Michel Sapin reprend la responsabilité pleine et entière de la formation professionnelle

Par - Le 01 avril 2013.

La veille, quatre projets de loi (sécurisation, apprentissage, formation,
sans oublier la décentralisation) en chantier, des concertations en cours, de nombreux déplacements et des explications inlassables. Le lendemain, départ. Thierry Repentin, nommé le 21 juin 2012, laisse vacant le ministère dédié, et Michel Sapin, en charge depuis le 16 mai, reprend l'énorme dossier des réformes. À conjuguer avec celui de l'emploi.

La démission, le 19 mars dernier, du ministre du Budget Jérôme Cahuzac a entraîné un “jeu de chaises musicales" au sein du gouvernement.
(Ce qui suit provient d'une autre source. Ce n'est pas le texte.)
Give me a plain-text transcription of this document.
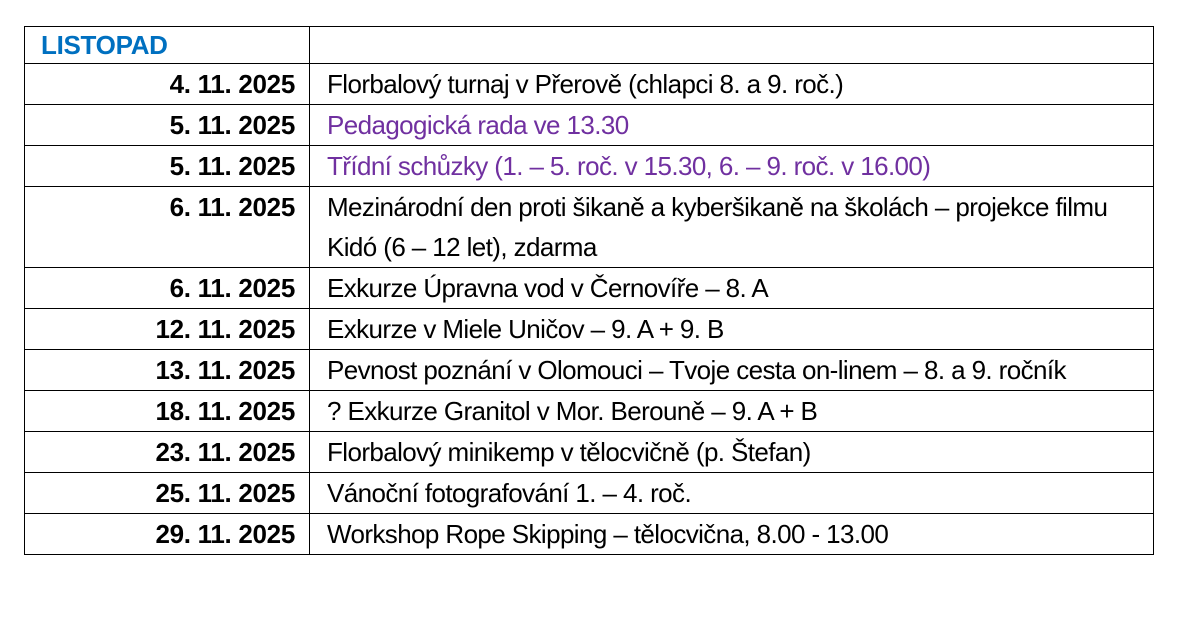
LISTOPAD	
4. 11. 2025	Florbalový turnaj v Přerově (chlapci 8. a 9. roč.)
5. 11. 2025	Pedagogická rada ve 13.30
5. 11. 2025	Třídní schůzky (1. – 5. roč. v 15.30, 6. – 9. roč. v 16.00)
6. 11. 2025	Mezinárodní den proti šikaně a kyberšikaně na školách – projekce filmu Kidó (6 – 12 let), zdarma
6. 11. 2025	Exkurze Úpravna vod v Černovíře – 8. A
12. 11. 2025	Exkurze v Miele Uničov – 9. A + 9. B
13. 11. 2025	Pevnost poznání v Olomouci – Tvoje cesta on-linem – 8. a 9. ročník
18. 11. 2025	? Exkurze Granitol v Mor. Berouně – 9. A + B
23. 11. 2025	Florbalový minikemp v tělocvičně (p. Štefan)
25. 11. 2025	Vánoční fotografování 1. – 4. roč.
29. 11. 2025	Workshop Rope Skipping – tělocvična, 8.00 - 13.00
Le titulaire des Affaires européennes, Bernard Cazeneuve, est devenu le nouveau ministre du Budget. Et a été remplacé par Thierry Repentin. Lequel laisse vacant le portefeuille de ministre délégué chargé de la Formation professionnelle et de l'Apprentissage.
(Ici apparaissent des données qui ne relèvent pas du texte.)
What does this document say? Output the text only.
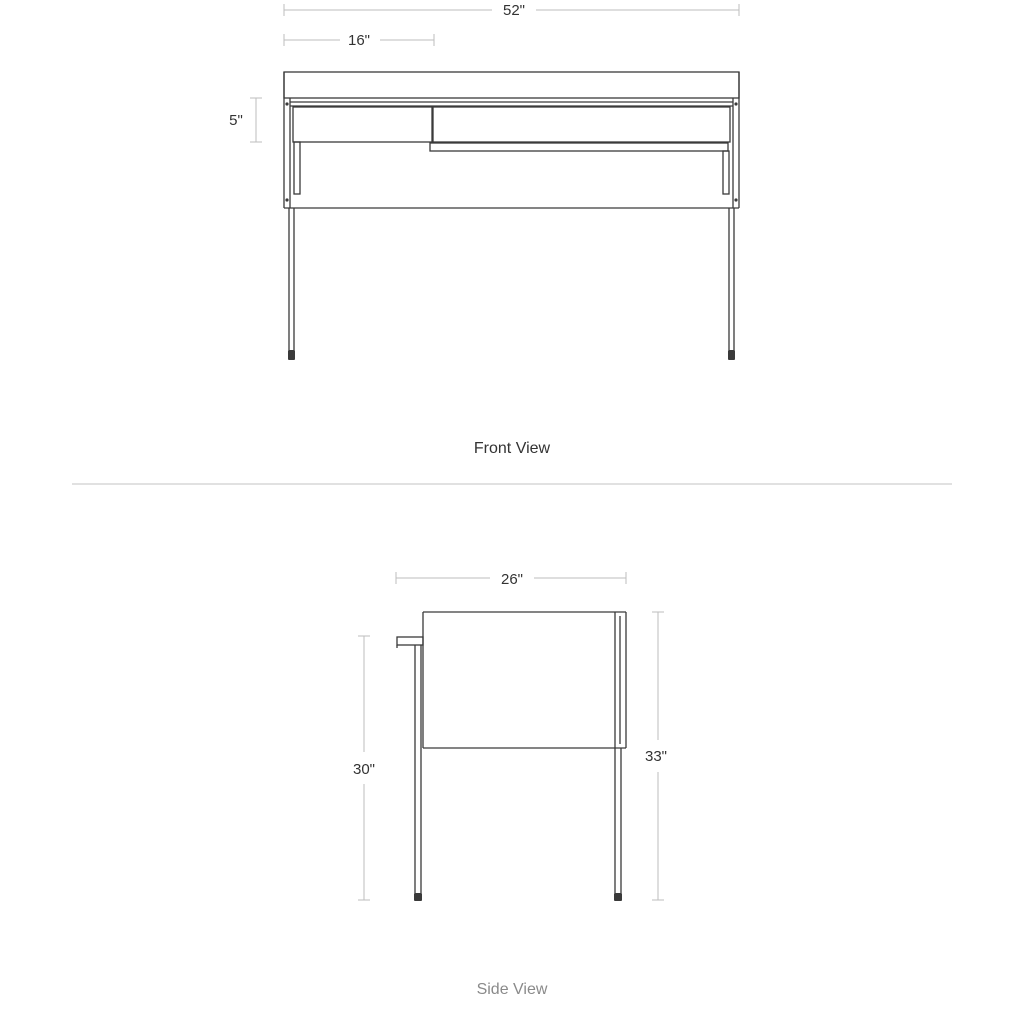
52"
16"
5"
Front View
26"
30"
33"
Side View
Thierry Repentin a quitté ses fonctions le lendemain même d'un discours prononcé devant le Conseil national pour la formation professionnelle tout au long de la vie (CNFPTLV). Dans lequel le ministre avait présenté le volet formation du projet de loi relatif à la décentralisation. Il s'était notamment employé à rassurer les partenaires sociaux sur leur implication dans le cadre du futur service public régional de la formation professionnelle. Certes, le ministre ne chômait pas, sur le terrain des réformes. Pour rappel, Thierry Repentin a annoncé la présentation d'un projet de loi sur l'apprentissage entre la fin du mois de juin et le début du mois de juillet. Puis, faisant suite aux annonces du chef de l'État, il a précisé qu'un projet de loi sur la formation professionnelle serait présenté l'hiver prochain en conseil des ministres. Enfin, Thierry Repentin a appuyé la création d'un compte personnel de formation, nouveau droit inscrit dans l'Ani du 11 janvier 2013 et transposé dans le projet de loi relatif à la sécurisation de l'emploi. Lequel sera débattu par les députés à partir de ce 2 avril.

Jérôme Giudicelli à la tête du “pôle formation"

Michel Sapin, ministre du Travail, de l'Emploi, de la Formation professionnelle et du Dialogue social, reprend donc la responsabilité pleine et entière de la formation professionnelle.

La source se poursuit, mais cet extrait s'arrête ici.